Texas bans the possession of or promoting the use of more than six dildos.
OK, you KB members from Texas. Time to toss all your sex toys over the count of six or face jail time and/or a fine.
My question besides the obvious is how did they come to agree on six dildos?
I turn this over to Toe. He can explain the constitutionality of this law.
Section 43.23 of the Texas Penal Code states: "A person commits an offense if, knowing its content and character, he wholesale promotes or possesses with intent to wholesale promote any obscene material or obscene device." Another provision specifies: "
A person who possesses six or more obscene devices or identical or similar obscene articles is presumed to possess them with intent to promote the same," the implication being that the person would violate the restriction on promoting such devices.
In ruling against the state in February 2008, judges on the 5th U.S. Circuit Court of Appeals cited Lawrence and Garner v. Texas, the U.S. Supreme Court's 2003 opinion striking down bans on consensual sex between gay couples, in violation of the 14th Amendment. State lawyers did not appeal the dildo ruling to the U.S. Supreme Court.

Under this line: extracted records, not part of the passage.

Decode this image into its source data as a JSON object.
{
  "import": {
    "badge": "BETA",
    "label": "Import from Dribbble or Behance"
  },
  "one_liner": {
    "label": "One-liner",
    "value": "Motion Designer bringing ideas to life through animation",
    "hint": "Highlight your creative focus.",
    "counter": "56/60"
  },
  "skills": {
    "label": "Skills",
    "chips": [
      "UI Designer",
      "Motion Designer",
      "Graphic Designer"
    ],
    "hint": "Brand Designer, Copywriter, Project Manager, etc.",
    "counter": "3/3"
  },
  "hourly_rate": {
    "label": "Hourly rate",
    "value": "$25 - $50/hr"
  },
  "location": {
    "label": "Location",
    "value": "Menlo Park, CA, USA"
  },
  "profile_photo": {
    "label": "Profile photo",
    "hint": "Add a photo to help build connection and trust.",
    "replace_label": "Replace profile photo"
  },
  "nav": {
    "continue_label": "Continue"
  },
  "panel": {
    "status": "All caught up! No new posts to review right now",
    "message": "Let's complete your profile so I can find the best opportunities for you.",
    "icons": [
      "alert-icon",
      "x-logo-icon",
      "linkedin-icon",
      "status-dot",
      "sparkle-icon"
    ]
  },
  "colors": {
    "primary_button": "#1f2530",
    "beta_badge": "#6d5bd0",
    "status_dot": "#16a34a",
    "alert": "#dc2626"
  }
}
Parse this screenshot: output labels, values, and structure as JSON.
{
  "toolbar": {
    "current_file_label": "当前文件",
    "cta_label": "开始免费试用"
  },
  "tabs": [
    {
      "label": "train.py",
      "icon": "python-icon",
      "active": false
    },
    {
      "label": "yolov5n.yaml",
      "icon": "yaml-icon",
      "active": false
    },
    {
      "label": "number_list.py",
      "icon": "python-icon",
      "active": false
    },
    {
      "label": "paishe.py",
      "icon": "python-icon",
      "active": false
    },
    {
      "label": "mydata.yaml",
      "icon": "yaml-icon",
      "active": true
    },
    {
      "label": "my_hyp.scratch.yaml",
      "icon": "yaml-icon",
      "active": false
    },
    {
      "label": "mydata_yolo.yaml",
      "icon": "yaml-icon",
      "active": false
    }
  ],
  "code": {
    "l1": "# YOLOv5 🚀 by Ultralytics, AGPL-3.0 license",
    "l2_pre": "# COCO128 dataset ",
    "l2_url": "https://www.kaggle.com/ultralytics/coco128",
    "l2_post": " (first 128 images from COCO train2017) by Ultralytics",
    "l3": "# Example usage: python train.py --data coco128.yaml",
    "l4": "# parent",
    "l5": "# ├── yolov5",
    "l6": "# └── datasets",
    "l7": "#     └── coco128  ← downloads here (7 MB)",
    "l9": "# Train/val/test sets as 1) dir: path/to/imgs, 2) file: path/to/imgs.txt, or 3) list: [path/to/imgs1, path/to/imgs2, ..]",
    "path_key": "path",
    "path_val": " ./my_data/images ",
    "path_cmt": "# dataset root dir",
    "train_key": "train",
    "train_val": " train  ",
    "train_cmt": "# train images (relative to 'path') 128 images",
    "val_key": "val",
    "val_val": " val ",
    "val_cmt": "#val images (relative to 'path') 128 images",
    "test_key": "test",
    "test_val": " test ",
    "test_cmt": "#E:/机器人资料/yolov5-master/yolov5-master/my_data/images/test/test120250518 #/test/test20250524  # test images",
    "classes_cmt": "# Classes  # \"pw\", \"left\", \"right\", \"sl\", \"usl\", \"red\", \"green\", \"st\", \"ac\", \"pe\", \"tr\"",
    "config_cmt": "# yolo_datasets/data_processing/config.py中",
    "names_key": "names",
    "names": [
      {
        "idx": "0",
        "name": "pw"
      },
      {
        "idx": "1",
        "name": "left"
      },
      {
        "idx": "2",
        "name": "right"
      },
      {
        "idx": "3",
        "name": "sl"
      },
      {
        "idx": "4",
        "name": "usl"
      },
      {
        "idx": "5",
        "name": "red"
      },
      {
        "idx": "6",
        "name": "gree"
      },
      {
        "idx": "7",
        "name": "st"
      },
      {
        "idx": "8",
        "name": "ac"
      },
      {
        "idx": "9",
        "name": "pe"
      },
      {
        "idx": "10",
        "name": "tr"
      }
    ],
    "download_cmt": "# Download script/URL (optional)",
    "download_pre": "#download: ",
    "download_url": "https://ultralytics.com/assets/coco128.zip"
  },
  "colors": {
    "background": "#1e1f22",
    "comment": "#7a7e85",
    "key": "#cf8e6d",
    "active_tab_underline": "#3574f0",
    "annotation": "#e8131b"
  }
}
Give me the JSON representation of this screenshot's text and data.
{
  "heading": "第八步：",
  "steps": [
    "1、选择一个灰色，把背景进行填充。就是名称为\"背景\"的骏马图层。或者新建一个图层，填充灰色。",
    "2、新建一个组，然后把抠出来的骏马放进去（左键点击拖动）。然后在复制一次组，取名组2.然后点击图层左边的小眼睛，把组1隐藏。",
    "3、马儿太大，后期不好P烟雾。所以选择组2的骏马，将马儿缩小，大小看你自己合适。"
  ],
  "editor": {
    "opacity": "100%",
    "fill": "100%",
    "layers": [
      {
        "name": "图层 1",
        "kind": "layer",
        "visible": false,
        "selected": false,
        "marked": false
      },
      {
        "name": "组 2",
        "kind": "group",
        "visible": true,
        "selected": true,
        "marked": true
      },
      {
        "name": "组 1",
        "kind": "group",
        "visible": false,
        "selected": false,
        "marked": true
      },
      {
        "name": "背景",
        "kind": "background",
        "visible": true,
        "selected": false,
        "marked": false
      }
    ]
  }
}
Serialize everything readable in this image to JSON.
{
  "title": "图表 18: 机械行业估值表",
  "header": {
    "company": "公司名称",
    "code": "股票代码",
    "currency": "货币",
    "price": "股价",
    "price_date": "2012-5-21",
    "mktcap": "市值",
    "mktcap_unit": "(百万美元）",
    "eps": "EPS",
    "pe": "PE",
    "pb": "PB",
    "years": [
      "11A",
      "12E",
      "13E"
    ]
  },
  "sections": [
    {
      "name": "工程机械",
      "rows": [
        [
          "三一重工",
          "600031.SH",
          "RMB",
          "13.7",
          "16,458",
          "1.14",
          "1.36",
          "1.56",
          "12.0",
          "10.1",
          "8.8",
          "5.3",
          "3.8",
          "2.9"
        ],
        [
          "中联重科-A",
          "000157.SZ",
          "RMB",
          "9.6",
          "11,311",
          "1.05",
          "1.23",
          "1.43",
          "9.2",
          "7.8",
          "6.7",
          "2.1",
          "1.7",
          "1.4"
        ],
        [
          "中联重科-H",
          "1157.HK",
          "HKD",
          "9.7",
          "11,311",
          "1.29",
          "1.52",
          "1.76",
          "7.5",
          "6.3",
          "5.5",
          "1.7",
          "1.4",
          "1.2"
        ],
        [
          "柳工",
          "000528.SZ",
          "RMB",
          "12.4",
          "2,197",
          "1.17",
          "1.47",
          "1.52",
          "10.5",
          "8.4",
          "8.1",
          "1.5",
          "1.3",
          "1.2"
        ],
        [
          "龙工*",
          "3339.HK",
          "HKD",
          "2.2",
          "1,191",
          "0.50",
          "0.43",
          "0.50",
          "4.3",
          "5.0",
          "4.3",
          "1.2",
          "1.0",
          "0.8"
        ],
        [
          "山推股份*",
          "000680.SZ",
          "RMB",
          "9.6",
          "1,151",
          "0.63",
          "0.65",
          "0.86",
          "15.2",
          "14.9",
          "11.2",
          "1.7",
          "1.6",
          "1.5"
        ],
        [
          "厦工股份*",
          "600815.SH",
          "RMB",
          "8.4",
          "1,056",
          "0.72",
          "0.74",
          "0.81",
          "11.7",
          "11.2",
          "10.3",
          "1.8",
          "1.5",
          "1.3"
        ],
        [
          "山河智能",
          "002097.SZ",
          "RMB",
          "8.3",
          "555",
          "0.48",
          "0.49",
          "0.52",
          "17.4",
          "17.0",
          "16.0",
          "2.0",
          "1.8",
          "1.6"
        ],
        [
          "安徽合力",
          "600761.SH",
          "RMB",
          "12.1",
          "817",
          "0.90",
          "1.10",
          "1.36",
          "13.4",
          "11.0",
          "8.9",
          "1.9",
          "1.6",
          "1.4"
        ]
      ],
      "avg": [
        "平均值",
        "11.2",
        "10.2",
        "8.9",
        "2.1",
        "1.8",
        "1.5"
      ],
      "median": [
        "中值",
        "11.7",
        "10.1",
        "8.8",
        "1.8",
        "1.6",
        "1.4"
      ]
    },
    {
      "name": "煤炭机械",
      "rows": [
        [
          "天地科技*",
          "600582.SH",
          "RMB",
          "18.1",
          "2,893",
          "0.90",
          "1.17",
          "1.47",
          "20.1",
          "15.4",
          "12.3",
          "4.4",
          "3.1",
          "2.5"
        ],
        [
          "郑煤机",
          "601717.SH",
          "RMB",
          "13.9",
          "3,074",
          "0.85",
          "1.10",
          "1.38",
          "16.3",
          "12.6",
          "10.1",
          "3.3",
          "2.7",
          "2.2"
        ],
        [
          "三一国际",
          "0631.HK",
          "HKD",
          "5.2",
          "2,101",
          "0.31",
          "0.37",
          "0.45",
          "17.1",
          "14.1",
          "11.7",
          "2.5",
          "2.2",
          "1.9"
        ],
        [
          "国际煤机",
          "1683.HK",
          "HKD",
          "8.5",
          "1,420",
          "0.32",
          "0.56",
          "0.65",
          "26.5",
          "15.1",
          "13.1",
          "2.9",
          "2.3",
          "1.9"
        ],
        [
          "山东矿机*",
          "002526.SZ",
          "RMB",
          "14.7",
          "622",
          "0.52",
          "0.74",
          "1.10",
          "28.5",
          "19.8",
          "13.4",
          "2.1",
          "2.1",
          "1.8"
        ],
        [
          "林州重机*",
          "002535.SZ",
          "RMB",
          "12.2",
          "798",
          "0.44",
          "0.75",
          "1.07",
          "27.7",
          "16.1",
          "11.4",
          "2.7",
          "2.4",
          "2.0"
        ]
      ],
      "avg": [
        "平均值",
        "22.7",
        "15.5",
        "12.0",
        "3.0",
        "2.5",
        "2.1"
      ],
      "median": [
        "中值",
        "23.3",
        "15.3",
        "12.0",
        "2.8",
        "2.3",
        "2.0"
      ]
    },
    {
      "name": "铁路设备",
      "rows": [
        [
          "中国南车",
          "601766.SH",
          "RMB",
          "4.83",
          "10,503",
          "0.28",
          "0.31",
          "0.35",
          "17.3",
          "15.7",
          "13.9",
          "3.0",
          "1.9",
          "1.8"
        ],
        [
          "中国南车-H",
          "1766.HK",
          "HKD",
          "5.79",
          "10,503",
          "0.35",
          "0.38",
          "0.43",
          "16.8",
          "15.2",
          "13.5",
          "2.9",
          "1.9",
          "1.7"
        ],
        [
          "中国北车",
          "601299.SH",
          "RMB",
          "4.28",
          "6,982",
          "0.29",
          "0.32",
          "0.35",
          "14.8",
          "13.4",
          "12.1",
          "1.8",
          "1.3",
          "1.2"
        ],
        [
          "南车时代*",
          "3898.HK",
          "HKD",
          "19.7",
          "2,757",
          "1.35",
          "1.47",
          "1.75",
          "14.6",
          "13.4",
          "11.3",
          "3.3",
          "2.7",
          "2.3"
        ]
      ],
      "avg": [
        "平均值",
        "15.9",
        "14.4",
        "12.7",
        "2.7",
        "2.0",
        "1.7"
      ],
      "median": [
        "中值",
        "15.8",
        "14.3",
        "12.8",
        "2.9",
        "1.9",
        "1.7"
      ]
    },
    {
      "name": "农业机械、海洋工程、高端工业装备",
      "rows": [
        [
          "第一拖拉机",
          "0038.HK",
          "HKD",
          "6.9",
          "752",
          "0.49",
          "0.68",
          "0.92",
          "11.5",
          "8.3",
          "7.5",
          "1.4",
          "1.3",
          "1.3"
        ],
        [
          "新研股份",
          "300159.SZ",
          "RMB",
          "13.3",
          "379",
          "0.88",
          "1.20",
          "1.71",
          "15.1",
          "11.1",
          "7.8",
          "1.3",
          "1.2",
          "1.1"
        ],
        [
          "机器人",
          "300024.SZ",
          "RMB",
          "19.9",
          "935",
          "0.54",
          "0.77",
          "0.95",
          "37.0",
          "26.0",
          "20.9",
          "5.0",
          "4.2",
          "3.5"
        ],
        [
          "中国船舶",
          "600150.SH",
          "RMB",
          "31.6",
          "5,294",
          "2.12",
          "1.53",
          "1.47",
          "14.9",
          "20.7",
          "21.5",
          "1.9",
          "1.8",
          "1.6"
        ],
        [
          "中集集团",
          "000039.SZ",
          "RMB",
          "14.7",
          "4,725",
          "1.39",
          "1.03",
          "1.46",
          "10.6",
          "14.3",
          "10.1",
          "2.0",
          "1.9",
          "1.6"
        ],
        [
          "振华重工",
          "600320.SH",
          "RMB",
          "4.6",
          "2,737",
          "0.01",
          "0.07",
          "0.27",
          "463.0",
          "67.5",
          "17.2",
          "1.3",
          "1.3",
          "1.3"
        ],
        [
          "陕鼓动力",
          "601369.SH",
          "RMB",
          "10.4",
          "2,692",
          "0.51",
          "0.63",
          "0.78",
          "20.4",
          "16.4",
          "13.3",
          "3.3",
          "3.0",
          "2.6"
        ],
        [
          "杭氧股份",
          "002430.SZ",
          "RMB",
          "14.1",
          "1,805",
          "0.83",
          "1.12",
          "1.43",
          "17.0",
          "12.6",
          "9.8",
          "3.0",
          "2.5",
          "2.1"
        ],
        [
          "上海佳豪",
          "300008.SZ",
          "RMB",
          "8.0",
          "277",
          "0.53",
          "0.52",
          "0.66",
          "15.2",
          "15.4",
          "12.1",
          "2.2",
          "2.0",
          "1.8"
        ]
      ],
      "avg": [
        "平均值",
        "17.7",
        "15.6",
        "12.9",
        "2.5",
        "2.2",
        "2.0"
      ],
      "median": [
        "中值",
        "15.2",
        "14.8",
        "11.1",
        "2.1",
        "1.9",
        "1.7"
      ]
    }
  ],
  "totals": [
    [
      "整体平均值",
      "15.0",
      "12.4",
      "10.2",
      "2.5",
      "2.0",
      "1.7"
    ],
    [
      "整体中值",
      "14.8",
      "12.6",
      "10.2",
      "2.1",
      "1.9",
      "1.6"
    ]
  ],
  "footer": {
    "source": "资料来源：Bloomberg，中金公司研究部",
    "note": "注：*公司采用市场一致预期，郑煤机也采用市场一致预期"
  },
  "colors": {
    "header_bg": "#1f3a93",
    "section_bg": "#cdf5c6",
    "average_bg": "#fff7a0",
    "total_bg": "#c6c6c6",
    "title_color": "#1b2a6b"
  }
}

"Just as in Lawrence," the circuit court judges wrote, "the state here wants to use its laws to enforce a public moral code by restricting private intimate conduct. The case is not about public sex. It is not about controlling commerce in sex. It is about controlling what people do in the privacy of their own homes because the state is morally opposed to a certain type of consensual private intimate conduct. This is an insufficient justification after Lawrence."
Lawyers familiar with the appeals court ruling agreed, when we asked, that the sexual devices statute remains in Texas law — but that’s an empty reality, most said.
James C. Todd, a since-retired Texas assistant attorney general who defended the law in federal district court, said by phone he wasn’t surprised that legislators haven’t acted to repeal the law. His speculation: "They don’t want to go back and in the next election have it said (that) my opponent voted against a law to prohibit indecency."
Todd said that while the law remains on the books, it’s unenforceable; since it’s declared unconstitutional, no prosecutor would prosecute someone for violating it, he said.